Fazer uma refeição pensando em qual será a próxima ou pensar sobre comidas o tempo todo pode indicar um comportamento chamado “food noise”, ou ruído alimentar, em tradução livre.
A nutricionista Sophie Deram, coordenadora do programa de genética dos transtornos alimentares da obesidade na neurociência, no Ambulim, explica que os pensamentos intrusivos e compulsórios sobre comida podem estar associados à restrição alimentar –seja voluntária, por meio de dietas, ou por vulnerabilidade social e acesso escasso à alimentação.
“Para o cérebro, não faz diferença. Ele diz: ‘Ué, você está me dando só isso [de alimento]? Preciso de mais!’. E, em uma sociedade obcecada com emagrecimento, o ruído alimentar aumenta.”, diz Sophie.
De acordo com a especialista, todos podem experimentar o ruído quando em dietas “disfarçadas de saudáveis”. “A pessoa não está passando fome, mas vontade”.
Além disso, o pensamento excessivo geralmente está ligado a alimentos altamente palatáveis, associado à busca pelo prazer, não pela necessidade, diz a psicóloga Ana Lucia Ivatiuk, membro da Sociedade Brasileira de Psicologia (SBP) e especialista em Terapia Comportamental e Cognitiva (TCC). Ela aponta ainda que o conceito não é um diagnóstico, mas um indicador, e pode ser identificado por meio da investigação da história alimentar do paciente junto de outras questões, como ansiedade e problemas de sono. Ele também pode aparecer em pessoas com obesidade crônica ou com transtorno alimentar compulsivo, mas não é um fator condicional.

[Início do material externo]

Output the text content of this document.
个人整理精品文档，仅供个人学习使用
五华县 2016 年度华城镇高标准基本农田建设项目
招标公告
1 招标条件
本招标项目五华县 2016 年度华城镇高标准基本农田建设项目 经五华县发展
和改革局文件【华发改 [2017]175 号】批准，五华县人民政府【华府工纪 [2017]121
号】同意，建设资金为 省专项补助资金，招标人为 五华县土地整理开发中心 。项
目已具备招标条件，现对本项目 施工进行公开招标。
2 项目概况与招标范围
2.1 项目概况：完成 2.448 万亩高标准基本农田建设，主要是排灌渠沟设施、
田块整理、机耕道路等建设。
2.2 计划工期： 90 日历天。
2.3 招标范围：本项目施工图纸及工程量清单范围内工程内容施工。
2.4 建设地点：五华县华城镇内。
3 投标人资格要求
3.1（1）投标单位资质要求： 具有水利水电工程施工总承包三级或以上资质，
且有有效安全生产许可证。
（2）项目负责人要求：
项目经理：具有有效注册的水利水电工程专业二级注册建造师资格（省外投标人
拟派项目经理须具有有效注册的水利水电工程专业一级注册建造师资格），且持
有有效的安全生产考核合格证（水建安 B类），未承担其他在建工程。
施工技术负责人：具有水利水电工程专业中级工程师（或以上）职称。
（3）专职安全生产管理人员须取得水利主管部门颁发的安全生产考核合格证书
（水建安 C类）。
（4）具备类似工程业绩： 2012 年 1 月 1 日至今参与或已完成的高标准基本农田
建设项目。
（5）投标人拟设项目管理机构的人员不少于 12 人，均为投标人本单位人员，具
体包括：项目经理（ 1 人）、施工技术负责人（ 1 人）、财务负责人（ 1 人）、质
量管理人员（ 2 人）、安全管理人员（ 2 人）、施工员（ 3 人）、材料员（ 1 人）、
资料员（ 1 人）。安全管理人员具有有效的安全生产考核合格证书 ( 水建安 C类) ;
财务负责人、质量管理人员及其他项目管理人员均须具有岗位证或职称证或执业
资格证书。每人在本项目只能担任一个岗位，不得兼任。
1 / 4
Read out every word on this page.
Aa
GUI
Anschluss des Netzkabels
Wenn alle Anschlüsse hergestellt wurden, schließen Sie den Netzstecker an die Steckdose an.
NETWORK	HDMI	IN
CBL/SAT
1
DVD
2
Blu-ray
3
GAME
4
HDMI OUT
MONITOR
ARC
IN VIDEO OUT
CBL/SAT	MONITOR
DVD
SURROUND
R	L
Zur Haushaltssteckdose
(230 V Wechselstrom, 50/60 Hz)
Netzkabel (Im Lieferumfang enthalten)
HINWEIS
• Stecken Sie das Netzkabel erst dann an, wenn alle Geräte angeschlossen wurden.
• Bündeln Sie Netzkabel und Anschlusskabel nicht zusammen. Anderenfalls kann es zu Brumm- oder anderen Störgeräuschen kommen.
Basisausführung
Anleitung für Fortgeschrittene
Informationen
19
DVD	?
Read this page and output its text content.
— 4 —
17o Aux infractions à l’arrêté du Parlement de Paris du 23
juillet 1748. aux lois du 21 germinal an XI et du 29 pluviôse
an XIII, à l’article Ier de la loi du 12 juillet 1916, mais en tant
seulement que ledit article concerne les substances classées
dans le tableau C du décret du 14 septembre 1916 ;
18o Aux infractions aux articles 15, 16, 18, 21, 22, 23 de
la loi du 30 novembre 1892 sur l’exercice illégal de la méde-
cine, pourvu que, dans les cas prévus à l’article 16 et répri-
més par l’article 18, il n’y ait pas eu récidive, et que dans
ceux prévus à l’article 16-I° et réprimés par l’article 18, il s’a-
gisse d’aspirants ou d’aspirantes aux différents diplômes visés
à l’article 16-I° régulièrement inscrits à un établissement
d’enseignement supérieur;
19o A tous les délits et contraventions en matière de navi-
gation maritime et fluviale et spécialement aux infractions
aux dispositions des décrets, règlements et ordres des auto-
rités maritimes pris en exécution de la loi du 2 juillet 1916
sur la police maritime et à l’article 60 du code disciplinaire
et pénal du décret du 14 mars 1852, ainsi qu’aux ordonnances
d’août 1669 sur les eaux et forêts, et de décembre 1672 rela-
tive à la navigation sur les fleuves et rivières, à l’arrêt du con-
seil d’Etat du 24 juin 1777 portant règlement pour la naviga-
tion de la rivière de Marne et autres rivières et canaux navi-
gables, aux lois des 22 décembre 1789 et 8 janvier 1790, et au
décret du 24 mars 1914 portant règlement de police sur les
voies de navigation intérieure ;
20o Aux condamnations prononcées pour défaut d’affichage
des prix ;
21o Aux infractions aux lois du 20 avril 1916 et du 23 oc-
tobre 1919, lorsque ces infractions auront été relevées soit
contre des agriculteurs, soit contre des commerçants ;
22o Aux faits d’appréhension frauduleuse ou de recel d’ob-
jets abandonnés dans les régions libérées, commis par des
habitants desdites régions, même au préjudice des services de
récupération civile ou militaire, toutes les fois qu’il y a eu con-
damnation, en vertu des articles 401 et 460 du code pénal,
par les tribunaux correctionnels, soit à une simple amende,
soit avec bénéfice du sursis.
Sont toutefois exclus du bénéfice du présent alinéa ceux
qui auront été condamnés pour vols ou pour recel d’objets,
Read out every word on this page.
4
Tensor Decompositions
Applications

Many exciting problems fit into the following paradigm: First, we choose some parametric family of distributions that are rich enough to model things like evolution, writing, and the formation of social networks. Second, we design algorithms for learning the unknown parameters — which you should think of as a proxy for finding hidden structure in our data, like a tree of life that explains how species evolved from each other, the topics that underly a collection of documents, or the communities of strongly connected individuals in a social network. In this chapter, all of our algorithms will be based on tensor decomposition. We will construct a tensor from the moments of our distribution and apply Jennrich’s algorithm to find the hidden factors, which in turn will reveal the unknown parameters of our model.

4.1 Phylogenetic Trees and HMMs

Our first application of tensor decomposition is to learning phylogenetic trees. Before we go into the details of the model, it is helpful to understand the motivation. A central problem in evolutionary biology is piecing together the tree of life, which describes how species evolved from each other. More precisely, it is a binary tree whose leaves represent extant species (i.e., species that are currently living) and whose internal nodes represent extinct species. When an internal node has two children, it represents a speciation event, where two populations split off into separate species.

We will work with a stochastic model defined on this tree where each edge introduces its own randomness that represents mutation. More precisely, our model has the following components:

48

Embora o ruído alimentar já tivesse registro em literatura científica e na experiência de consultório, Sophie Deram aponta que ganhou notoriedade em novembro de 2025, quando um estudo publicado na revista Nature verificou a diminuição do ruído alimentar em uma paciente em tratamento com Mounjaro. Resultados semelhantes foram encontrados em estudo encomendado pela Nordisk, farmacêutica que produz Wegovy e Ozempic.
Sophie, entretanto, não vê a notícia como algo necessariamente positivo por considerar que se trata apenas de uma enganação do cérebro. Drogas agonistas de GLP-1 (como Ozempic, Saxenda, Wegovy e Mounjauro) simulam um hormônio intestinal para causar sensação de saciedade e controle de glicemia. “Esse ruído tem o papel de fazer você procurar comida porque o corpo não está satisfeito”, diz.
O efeito também não é duradouro. Uma vez que o medicamento deixe de ser utilizado, o ruído alimentar volta. “Uma das maiores questões no meu consultório é quando um paciente que usa esses medicamentos se torna incapaz de escutar a fome e a saciedade. Isso causa uma desconexão com o corpo. E a pessoa se sente obrigada a continuar usando a medicação“.
Sophie diz que é possível diminuir o ruído alimentar e construir uma relação mais saudável entre corpo e alimentação por meio de técnicas de terapia nutricional, em que ensina seus pacientes a se reconectar com os sinais de fome e saciedade emitidos pelo corpo.
Ivatiuk recomenda a terapia comportamental e cognitiva para lidar com o ruído alimentar. A abordagem busca auxiliar a pessoa a mudar sua relação com o pensamento e modificar seu comportamento diante dele.